Gaza: ICRC remains determined to help Gilad Shalit
It has been almost four years since Israeli soldier Gilad Shalit was captured. The ICRC has never slackened its efforts to help him. Béatrice Mégevand-Roggo, the ICRC's head of operations for the Middle East, tells us more.
We are still working just as hard as we did when Gilad Shalit was first captured. We are continuing to do everything in our power to be allowed to visit him or at least to see to it that he is authorized to correspond with his family. Our efforts have lost none of their intensity, despite the fact that Hamas has so far firmly rejected all of our pleas. It is unacceptable to hold a soldier captive without allowing him contact with his family, as required under international humanitarian law. We particularly regret that political considerations so far appear to have carried more weight than humanitarian concerns.
I would like to say again how acutely aware we are of the anguish and frustration of Noam and Aviva Shalit, Gilad's parents. We have been meeting them regularly to update them about our efforts. Since we don't have access to their son, however, we unfortunately cannot provide them with any first-hand information on his condition.
What exactly have you asked Hamas to do?
We have stepped up our contacts with the Hamas authorities, for example at high-level meetings held recently in Gaza and Damascus. We have requested access to Mr Shalit and tried to obtain information about his condition. We have also requested that Hamas hand over to Gilad Shalit thousands of letters and greeting cards sent to him by various organizations as well as by schoolchildren and other individuals. We deeply regret that all these requests have been rejected. We have also been constantly reminding his captors of their obligation under international humanitarian law to protect his life, to treat him humanely and to let him have regular and unconditional contact with his family.
As a general rule, the ICRC works discreetly behind the scenes, which we believe is the approach most likely to achieve results. This is what we have been doing since the very beginning. On 14 June, however, we said publicly that Hamas, by not allowing contact between Mr Shalit and his family, was violating international humanitarian law. This was the first time we said this publicly. It was not the first or only time we have made public statements regarding Mr Shalit, however. We have publicly called upon Hamas on a number of occasions to allow us to visit Mr Shalit or at least to allow family contact. All of these calls have been flatly rejected.
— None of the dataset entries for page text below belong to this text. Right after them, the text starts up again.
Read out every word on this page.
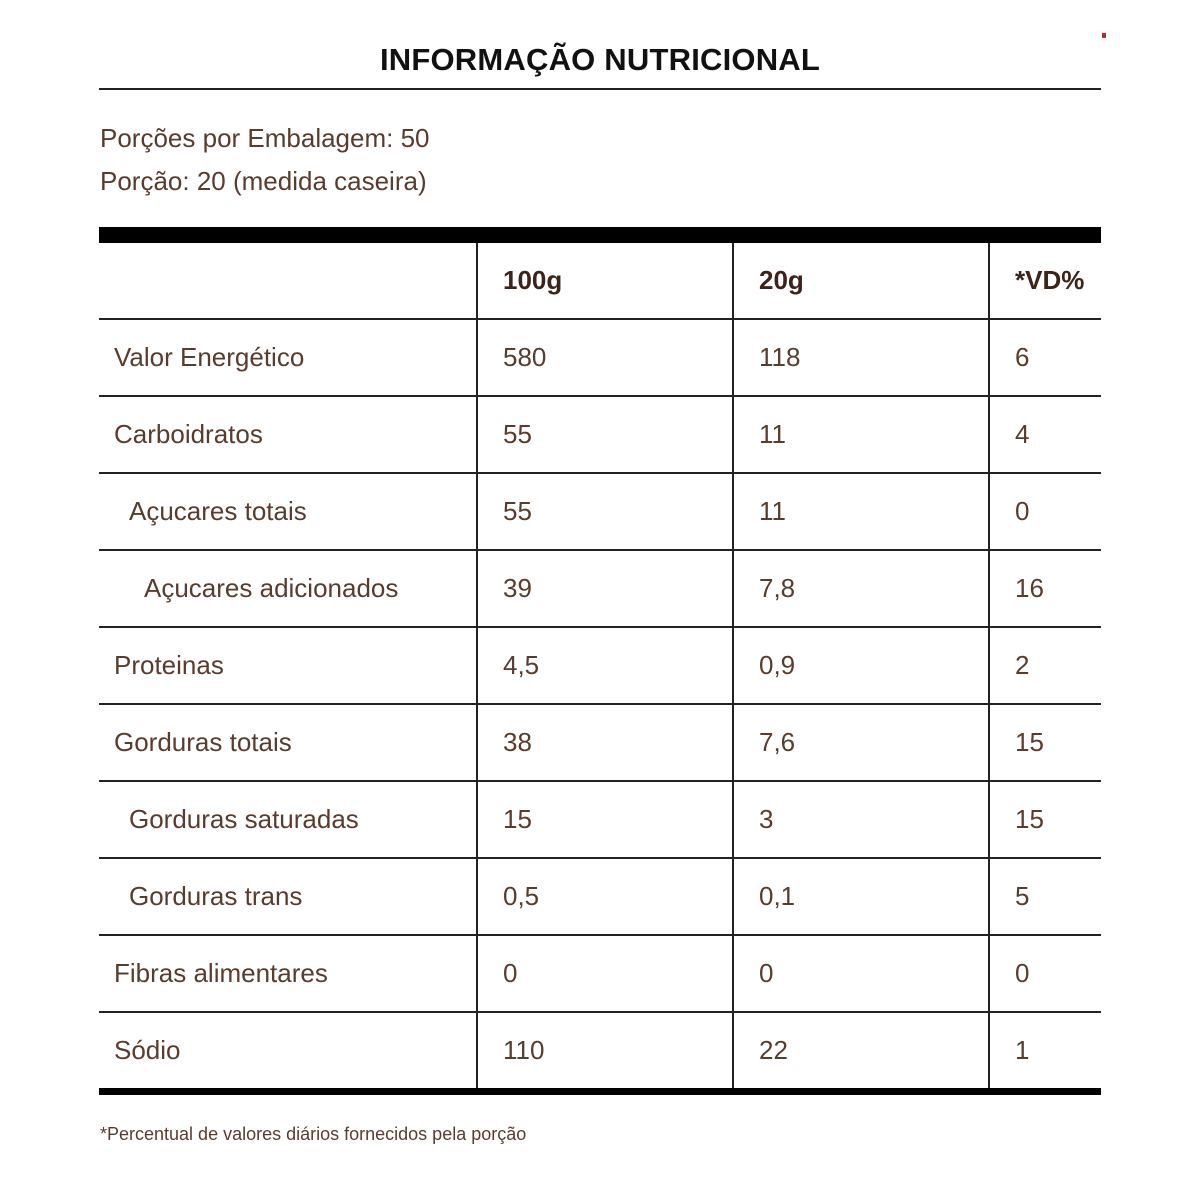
INFORMAÇÃO NUTRICIONAL
Porções por Embalagem: 50
Porção: 20 (medida caseira)
	100g	20g	*VD%
Valor Energético	580	118	6
Carboidratos	55	11	4
Açucares totais	55	11	0
Açucares adicionados	39	7,8	16
Proteinas	4,5	0,9	2
Gorduras totais	38	7,6	15
Gorduras saturadas	15	3	15
Gorduras trans	0,5	0,1	5
Fibras alimentares	0	0	0
Sódio	110	22	1
*Percentual de valores diários fornecidos pela porção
How does Hamas justify its refusal to let the ICRC visit Gilad Shalit or to allow him and his family to exchange news?
Whatever the reasons behind its decision to deny Gilad Shalit regular contact with his family, Hamas has an obligation under international humanitarian law to allow such contact. Hamas said publicly that security considerations prevented it from allowing the ICRC to visit Shalit. Security considerations cannot, however, justify a refusal to permit the exchange of news between Gilad Shalit and his family for almost four years.
Moreover, the issue of family contact should not be linked to negotiations concerning Gilad Shalit's release (which, incidentally, the ICRC is not involved in). Hamas has an obligation to protect the life and dignity of any captured soldier. Family contact should be granted unconditionally on purely humanitarian grounds and in accordance with international humanitarian law.
Is Israel entitled to ban family visits to detainees from Gaza held in Israel, given that Hamas is not allowing access to Gilad Shalit?
Both Israel and the Palestinian factions have obligations towards those they detain, and they cannot relieve themselves of these obligations on grounds of lack of reciprocity. This principle is at the very heart of humanitarian law.
Under international humanitarian law and human rights law, everyone is entitled to respect for their family rights. People held captive must therefore be given the opportunity to have r egular contact with their loved ones. An ICRC programme enabling Palestinian families to regularly travel to see close relatives detained in Israeli prisons has been accepted for decades, and the ICRC has always accepted the security controls that were imposed. But the programme has been suspended for families from Gaza. The ICRC has repeatedly called for the resumption of family visits to Gaza detainees and will continue to do so.
What are the main challenges faced by the ICRC in its work relating to detainees and missing people?
Visiting people deprived of their freedom and enabling them to exchange personal news with their relatives is one of our organization's main activities – and one of the main challenges it faces – all over the world. Every year, ICRC delegates visit almost half a million detainees in more than 70 countries and help exchange over half a million Red Cross messages, over a quarter of which are between detainees and their families. But there is only so much we can do for them, and there are limits to what international humanitarian law entitles us to do. It frequently happens that we can do little more than remind those who control the situation of their obligation to comply with the law.